Artprice by Artmarketは、アート市場情報の世界的リーダーとして、中国国営パートナーであるArtronグループとの協力関係を16年連続で継続し、世界で最も包括的なアート市場レポートを発表しています。ArtpriceとArtron ARAAのデータおよび分析の融合により、グローバルアート市場の構造的な進化とトレンドに関する真に包括的な視点が提供されています。

本レポートには、多くの興味深い内容が含まれており、その中でも例年通りArtpriceの著名なランキングが掲載されています。2024年の年間オークション売上高に基づく「トップ500アーティスト」ランキングや、「2024年オークション落札額トップ100」などが紹介されています。これらのランキングは、NFTやAI作品を含むファインアートのオークション結果に基づいており、市場における女性アーティストへの評価の高まりを示しています。

アート市場のオンライン化は、現在、全5大陸において支配的なトレンドとなっており、従来のオークション現場会場は次第に20世紀の歴史へと埋もれていきつつあります。

Artpriceの第30回年次レポートは、2024年に世界中でオークションに出品された80万4,500点以上の作品を知的に分析し、アート市場の構造、その変化、今後の展望を理解するための指針を提供し、さらに、具体的な事例や主要ランキングを多数掲載し、内容を充実させています。

世界のアートオークション市場の現状

2024年の世界のアートオークション売上高は99億米ドルとなり、前年(2023年の149億米ドル)と比較して33.5%減少しました。

落札された作品数は80万4,350点に達し、過去最高を記録しました。
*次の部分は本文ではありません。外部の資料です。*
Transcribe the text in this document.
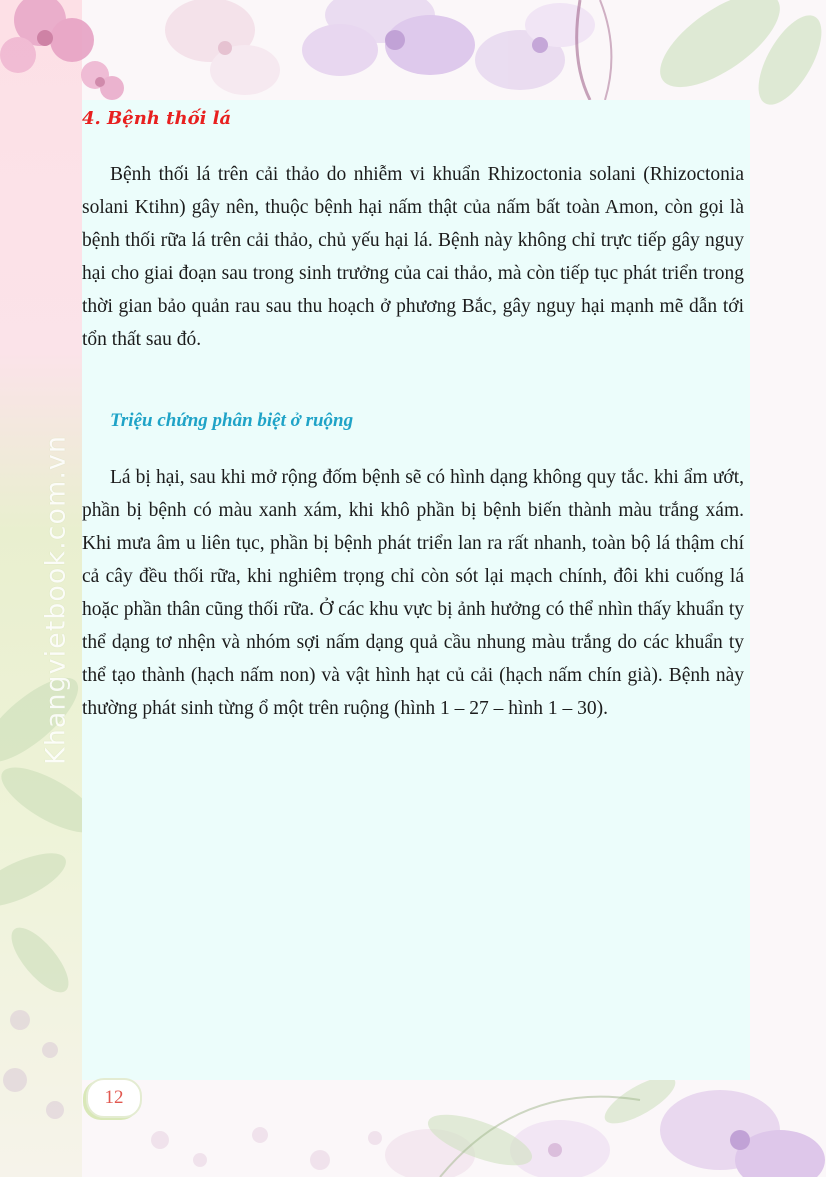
Khangvietbook.com.vn
4. Bệnh thối lá

Bệnh thối lá trên cải thảo do nhiễm vi khuẩn Rhizoctonia solani (Rhizoctonia solani Ktihn) gây nên, thuộc bệnh hại nấm thật của nấm bất toàn Amon, còn gọi là bệnh thối rữa lá trên cải thảo, chủ yếu hại lá. Bệnh này không chỉ trực tiếp gây nguy hại cho giai đoạn sau trong sinh trưởng của cai thảo, mà còn tiếp tục phát triển trong thời gian bảo quản rau sau thu hoạch ở phương Bắc, gây nguy hại mạnh mẽ dẫn tới tổn thất sau đó.

Triệu chứng phân biệt ở ruộng

Lá bị hại, sau khi mở rộng đốm bệnh sẽ có hình dạng không quy tắc. khi ẩm ướt, phần bị bệnh có màu xanh xám, khi khô phần bị bệnh biến thành màu trắng xám. Khi mưa âm u liên tục, phần bị bệnh phát triển lan ra rất nhanh, toàn bộ lá thậm chí cả cây đều thối rữa, khi nghiêm trọng chỉ còn sót lại mạch chính, đôi khi cuống lá hoặc phần thân cũng thối rữa. Ở các khu vực bị ảnh hưởng có thể nhìn thấy khuẩn ty thể dạng tơ nhện và nhóm sợi nấm dạng quả cầu nhung màu trắng do các khuẩn ty thể tạo thành (hạch nấm non) và vật hình hạt củ cải (hạch nấm chín già). Bệnh này thường phát sinh từng ổ một trên ruộng (hình 1 – 27 – hình 1 – 30).

12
これは前年(2023年の76万2,450点)と比較して5%の増加となります。

西洋市場におけるファインアートのオークション売上高は81億米ドルとなり、前年(2023年の99億米ドル)と比較して18.8%減少しました。

欧州連合(英国を除く)は、取引件数において世界首位となり、売上高では18億3,600万米ドルで第2位となり、落札件数は35万3,825点に達しました。

中国におけるファインアートのオークション売上高は18億米ドルとなり、前年(2023年の49億米ドル)と比較して63%減少しました。
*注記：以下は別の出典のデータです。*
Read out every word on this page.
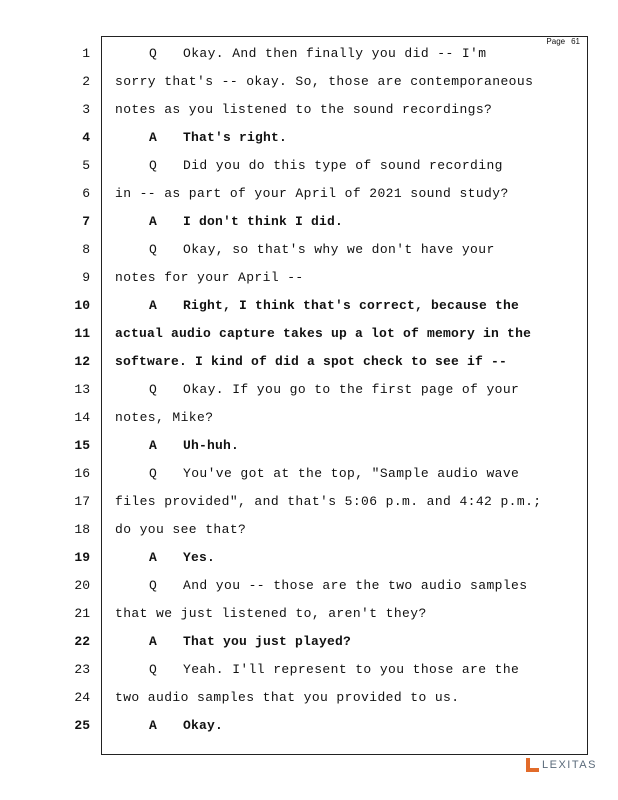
Page 61
1	Q Okay. And then finally you did -- I'm
2 sorry that's -- okay. So, those are contemporaneous
3 notes as you listened to the sound recordings?
4	A That's right.
5	Q Did you do this type of sound recording
6 in -- as part of your April of 2021 sound study?
7	A I don't think I did.
8	Q Okay, so that's why we don't have your
9 notes for your April --
10	A Right, I think that's correct, because the
11 actual audio capture takes up a lot of memory in the
12 software. I kind of did a spot check to see if --
13	Q Okay. If you go to the first page of your
14 notes, Mike?
15	A Uh-huh.
16	Q You've got at the top, "Sample audio wave
17 files provided", and that's 5:06 p.m. and 4:42 p.m.;
18 do you see that?
19	A Yes.
20	Q And you -- those are the two audio samples
21 that we just listened to, aren't they?
22	A That you just played?
23	Q Yeah. I'll represent to you those are the
24 two audio samples that you provided to us.
25	A Okay.
LEXITAS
2024年におけるアート作品の最高落札価格は、ルネ・マグリット氏の「光の帝国」(1954年)で、1億2,116万米ドルとなりました(2023年の最高額は1億3,936万3,500米ドル)。

シュルレアリスム誕生100周年の影響により、ルネ・マグリット氏の作品の年間総売上は3億1,200万米ドルに達し、レオノーラ・キャリントン氏の作品は5,300万米ドルの売上を記録しました。
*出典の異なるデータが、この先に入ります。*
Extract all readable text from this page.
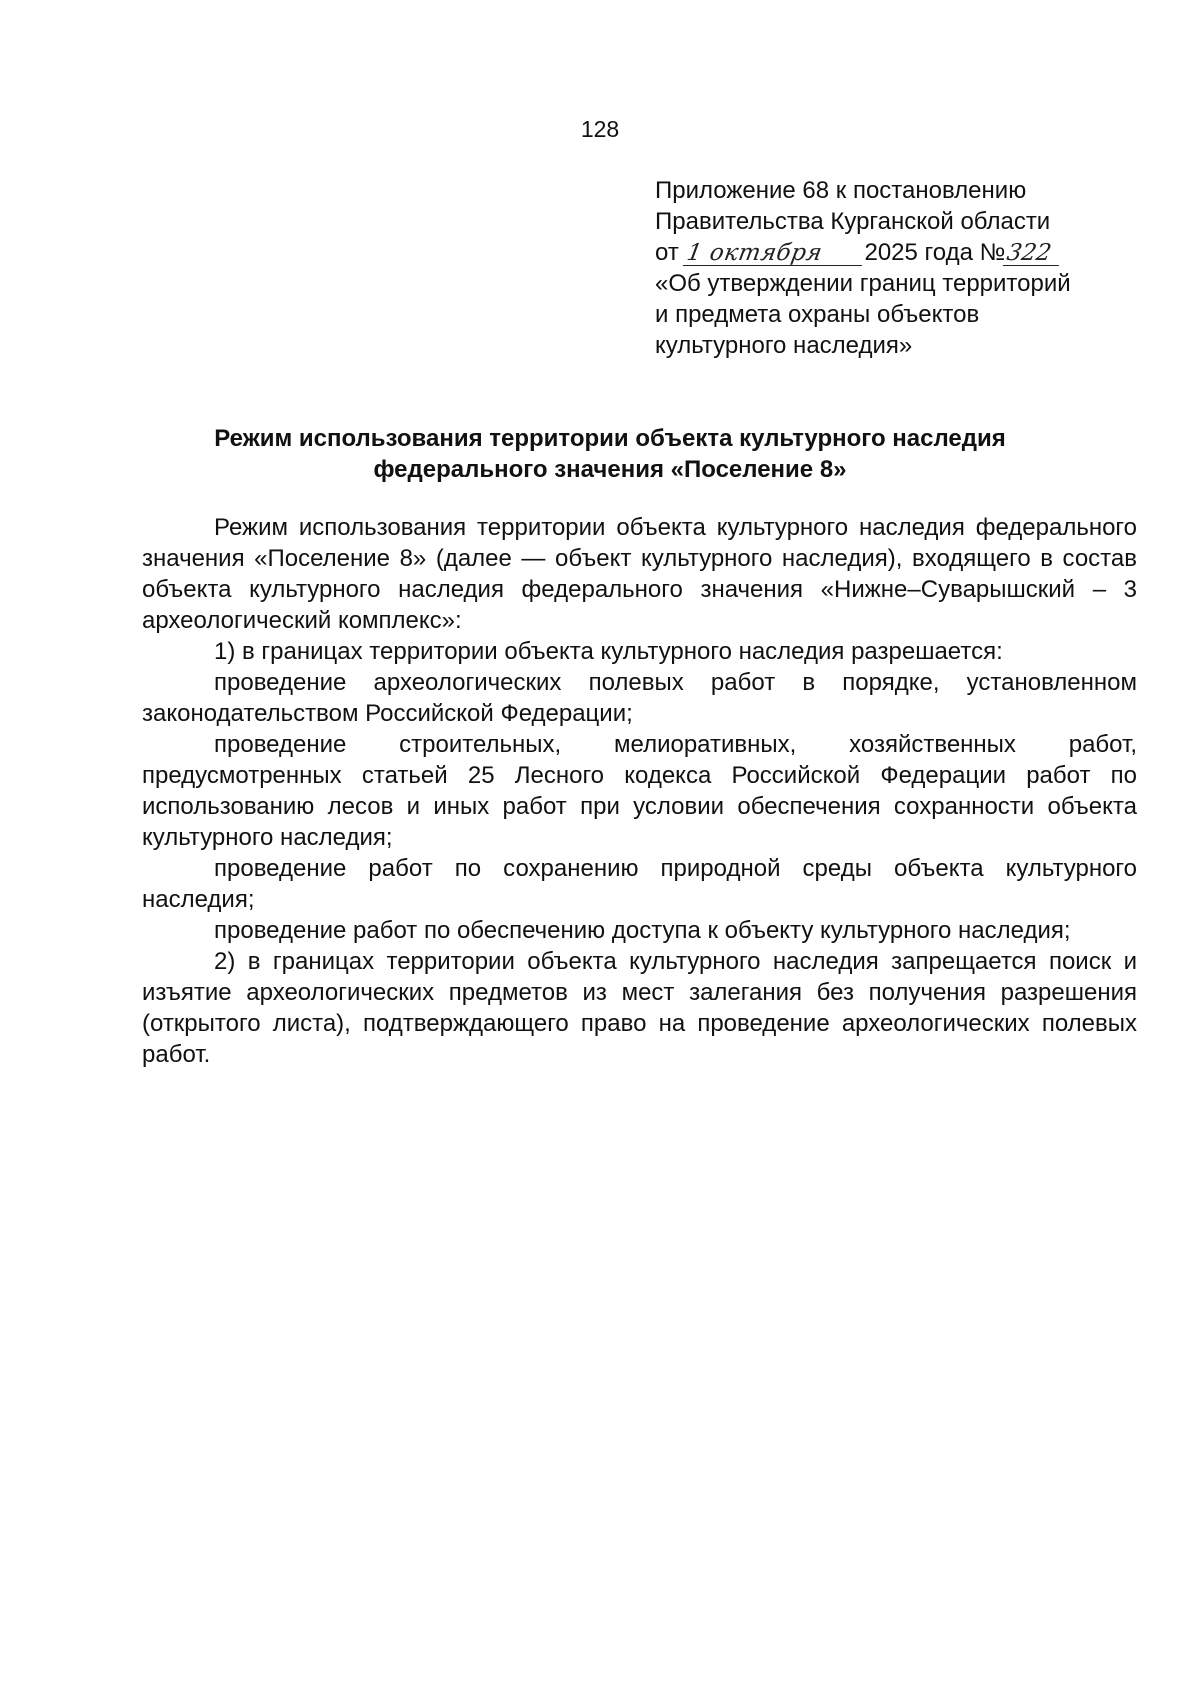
128
Приложение 68 к постановлению
Правительства Курганской области
от 1 октября 2025 года №322
«Об утверждении границ территорий
и предмета охраны объектов
культурного наследия»
Режим использования территории объекта культурного наследия
федерального значения «Поселение 8»

Режим использования территории объекта культурного наследия федерального значения «Поселение 8» (далее — объект культурного наследия), входящего в состав объекта культурного наследия федерального значения «Нижне–Суварышский – 3 археологический комплекс»:

1) в границах территории объекта культурного наследия разрешается:

проведение археологических полевых работ в порядке, установленном законодательством Российской Федерации;

проведение строительных, мелиоративных, хозяйственных работ, предусмотренных статьей 25 Лесного кодекса Российской Федерации работ по использованию лесов и иных работ при условии обеспечения сохранности объекта культурного наследия;

проведение работ по сохранению природной среды объекта культурного наследия;

проведение работ по обеспечению доступа к объекту культурного наследия;

2) в границах территории объекта культурного наследия запрещается поиск и изъятие археологических предметов из мест залегания без получения разрешения (открытого листа), подтверждающего право на проведение археологических полевых работ.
パリは再び世界のアート市場における第4の主要都市となり、売上高は6億4,700万米ドルに達しました(2023年の7億9,200万米ドルから減少)。これは北京(6億2,200万米ドル)を上回る水準です。フランスは欧州における最大の市場であり、初めて落札件数において世界第2位にランクインし、フランスのアート市場が持つ強い需要の潜在力を示しました。